Pourquoi, enfin, le sort de Cicéron en 57 av. J.-C. constitue-t-il le terme de l'ouvrage ? Comme on l'a déjà souligné également, le De domo sua (mais aussi, plus généralement, les discours postérieurs au retour d'exil) constitue une source exceptionnelle sur un cas particulier et privilégié. Mais il faudrait souligner autrement la pertinence historique d'un tel arrêt de l'enquête à cette date. On se rangera néanmoins à l'avis exprimé au chapitre 9 (centré sur le De domo sua, dans le sillage des travaux récents de Y. Berthelet sur la question) selon lequel la procédure utilisée témoigne de la coexistence à cette époque entre consecratio et publicatio, et selon lequel encore la confiscation du patrimoine n'a pas été totale dans ce cas.
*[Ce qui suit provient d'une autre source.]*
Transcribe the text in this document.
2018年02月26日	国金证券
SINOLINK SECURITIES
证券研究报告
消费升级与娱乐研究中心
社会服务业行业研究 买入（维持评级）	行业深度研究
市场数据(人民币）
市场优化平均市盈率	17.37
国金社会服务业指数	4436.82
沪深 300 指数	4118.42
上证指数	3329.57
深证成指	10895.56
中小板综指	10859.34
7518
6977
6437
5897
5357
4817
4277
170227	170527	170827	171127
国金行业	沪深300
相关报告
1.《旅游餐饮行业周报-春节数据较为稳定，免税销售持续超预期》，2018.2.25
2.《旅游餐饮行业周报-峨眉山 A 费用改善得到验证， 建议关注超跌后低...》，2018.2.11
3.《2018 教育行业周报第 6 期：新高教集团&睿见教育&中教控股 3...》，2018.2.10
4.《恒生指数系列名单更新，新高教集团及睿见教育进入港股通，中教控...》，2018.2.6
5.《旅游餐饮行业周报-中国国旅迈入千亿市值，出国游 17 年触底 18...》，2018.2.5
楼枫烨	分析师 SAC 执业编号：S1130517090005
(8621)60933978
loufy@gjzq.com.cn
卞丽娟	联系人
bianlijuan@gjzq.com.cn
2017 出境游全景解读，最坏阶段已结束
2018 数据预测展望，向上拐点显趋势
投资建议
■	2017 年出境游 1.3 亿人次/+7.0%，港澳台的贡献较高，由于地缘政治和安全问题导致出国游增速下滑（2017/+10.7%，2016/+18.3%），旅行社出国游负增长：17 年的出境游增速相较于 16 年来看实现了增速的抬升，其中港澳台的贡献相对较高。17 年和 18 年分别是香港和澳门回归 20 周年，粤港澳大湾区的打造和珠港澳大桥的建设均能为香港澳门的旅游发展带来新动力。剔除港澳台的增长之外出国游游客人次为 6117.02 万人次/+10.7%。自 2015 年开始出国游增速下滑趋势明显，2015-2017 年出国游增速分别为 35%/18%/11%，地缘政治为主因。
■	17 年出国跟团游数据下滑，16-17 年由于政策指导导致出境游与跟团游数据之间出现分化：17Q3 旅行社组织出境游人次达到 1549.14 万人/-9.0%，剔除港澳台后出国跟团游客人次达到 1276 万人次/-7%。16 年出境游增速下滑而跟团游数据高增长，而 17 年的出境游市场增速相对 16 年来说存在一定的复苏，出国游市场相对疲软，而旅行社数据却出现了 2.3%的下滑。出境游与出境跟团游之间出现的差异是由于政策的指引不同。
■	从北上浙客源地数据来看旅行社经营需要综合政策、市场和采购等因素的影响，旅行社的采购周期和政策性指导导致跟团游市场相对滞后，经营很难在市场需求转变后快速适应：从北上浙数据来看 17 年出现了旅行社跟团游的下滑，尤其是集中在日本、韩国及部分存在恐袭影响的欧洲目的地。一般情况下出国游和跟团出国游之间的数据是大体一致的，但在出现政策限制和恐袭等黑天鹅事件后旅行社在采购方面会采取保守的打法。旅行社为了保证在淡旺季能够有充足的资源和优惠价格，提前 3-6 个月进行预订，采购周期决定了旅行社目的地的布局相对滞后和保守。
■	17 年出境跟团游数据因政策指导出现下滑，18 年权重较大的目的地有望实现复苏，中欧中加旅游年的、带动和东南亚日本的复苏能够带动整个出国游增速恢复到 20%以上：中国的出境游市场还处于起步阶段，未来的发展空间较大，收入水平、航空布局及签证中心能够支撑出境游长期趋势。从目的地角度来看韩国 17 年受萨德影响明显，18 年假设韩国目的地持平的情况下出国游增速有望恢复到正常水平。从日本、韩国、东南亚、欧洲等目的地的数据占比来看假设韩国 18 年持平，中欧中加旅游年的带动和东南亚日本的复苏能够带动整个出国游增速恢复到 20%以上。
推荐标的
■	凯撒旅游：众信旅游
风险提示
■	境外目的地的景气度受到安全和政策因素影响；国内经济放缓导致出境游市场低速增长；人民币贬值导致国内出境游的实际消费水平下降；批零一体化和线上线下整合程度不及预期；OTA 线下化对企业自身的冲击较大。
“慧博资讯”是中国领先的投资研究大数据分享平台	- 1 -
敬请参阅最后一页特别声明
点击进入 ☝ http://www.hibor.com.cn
La conclusion de l'ouvrage insiste sur le caractère essentiel de la saisie patrimoniale (sous forme d'amende ou de confiscation) dans une société romaine d'époque républicaine fondée sur une distribution censitaire du corps civique. Elle souligne par ailleurs le caractère tout à fait inédit des proscriptions syllaniennes, en ce qu'elles auraient pour la première fois introduit une saisie systématique des biens des victimes. Assurément la proscription a constitué en 82 av. J.-C. une forme de poursuite tout à fait nouvelle en raison de son étendue qui a conduit F. Hinard à parler d'une aqua et igni interdictio étendue aux limites de l'orbis terrarum. C'est pourquoi, il n'est pas certain cependant que l'on puisse émettre des doutes quant aux conséquences patrimoniales de "l'interdiction de l'eau et du feu" (l'aqua et igni interdictio est attestée au moins depuis la fin du IIIe siècle) ou de la "déclaration d'ennemi public" qui était apparue quelques années plus tôt en 88 av. J.-C.1. En dépit de ce qui est affirmé à partir du cas de la punition de Servilius Caepio (p. 93), il paraît bien difficile de douter qu'une peine capitale n'ait pas toujours entraîné une saisie des biens de celui qui était exclu de la cité (soit à l'issue d'une exécution, très rarement attestée, soit à l'issue d'un bannissement). Il semble au contraire que l'aqua et igni interdictio ait toujours été, depuis l'origine, suivie d'une publicatio bonorum.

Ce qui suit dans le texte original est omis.